The biggest potential annual savings resulting from the premium reduction would be in California’ Santa Clara County
The new Federal Housing Administration (FHA) mortgage insurance premium deduction could result in an average savings of $446 per year, according to a new analysis from ATTOM Data Solutions.
Working on the foundation of the $185,000 median sales price in 2016 and across a span of 444 counties with a population of at least 100,000, ATTOM Data Solutions estimated that a monthly house payment—including property insurance and property taxes—at the current annual FHA insurance premium of 85 basis points would be $1,205. With the proposed FHA insurance premium of cut of 25 basis points, the annual insurance premium would drop to 60 basis points and the monthly payment on the same median-priced home would be $1,168, a difference of more than $37 a month and $446 a year. The average savings would add up to $2,232 over five years and $4,463 over 10 years.

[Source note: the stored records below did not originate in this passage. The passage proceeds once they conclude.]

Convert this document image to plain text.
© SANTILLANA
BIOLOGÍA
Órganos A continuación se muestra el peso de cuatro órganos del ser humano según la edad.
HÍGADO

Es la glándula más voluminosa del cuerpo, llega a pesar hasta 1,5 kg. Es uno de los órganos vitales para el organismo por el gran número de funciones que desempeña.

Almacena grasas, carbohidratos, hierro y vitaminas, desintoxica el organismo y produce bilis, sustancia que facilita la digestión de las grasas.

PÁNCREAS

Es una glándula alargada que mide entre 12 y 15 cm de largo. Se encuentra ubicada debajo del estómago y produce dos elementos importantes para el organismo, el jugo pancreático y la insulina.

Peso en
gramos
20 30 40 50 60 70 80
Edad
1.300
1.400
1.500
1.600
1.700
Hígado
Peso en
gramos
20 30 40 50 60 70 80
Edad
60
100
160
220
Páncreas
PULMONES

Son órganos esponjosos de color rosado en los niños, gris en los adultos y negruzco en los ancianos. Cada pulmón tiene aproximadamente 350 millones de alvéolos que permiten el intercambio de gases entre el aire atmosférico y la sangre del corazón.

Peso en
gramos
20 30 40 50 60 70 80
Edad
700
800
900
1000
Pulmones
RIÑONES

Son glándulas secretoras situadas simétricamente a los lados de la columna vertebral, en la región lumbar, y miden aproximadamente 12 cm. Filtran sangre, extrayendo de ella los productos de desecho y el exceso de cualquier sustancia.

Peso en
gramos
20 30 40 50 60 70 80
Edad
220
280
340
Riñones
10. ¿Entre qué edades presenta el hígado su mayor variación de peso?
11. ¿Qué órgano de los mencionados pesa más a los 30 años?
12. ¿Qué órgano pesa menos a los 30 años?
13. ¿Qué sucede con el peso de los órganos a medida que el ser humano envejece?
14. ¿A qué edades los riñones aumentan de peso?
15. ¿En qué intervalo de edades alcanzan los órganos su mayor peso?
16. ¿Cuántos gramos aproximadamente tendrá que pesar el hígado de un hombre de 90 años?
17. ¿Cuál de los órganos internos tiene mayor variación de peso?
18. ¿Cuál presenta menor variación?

Annual savings, of course, would fluctuate based on market affluence. The biggest potential annual savings resulting from the premium reduction would be in California’ Santa Clara County (San Jose) with $1,448 in annual savings, while homeowners in Bay County, Mich., would only pocket $193 in annual savings.
“The last FHA premium cut two years ago helped to trigger a relatively short-term jump in home sales to FHA buyers, who are typically first time homebuyers without much saved up for a down payment,” said Daren Blomquist, senior vice president at ATTOM Data Solutions. “Prices of homes backed by FHA loans also accelerated higher in the wake of that last premium cut, although that premium cut occurred concurrently with a drop in mortgage rates, a scenario that is less likely this time around.”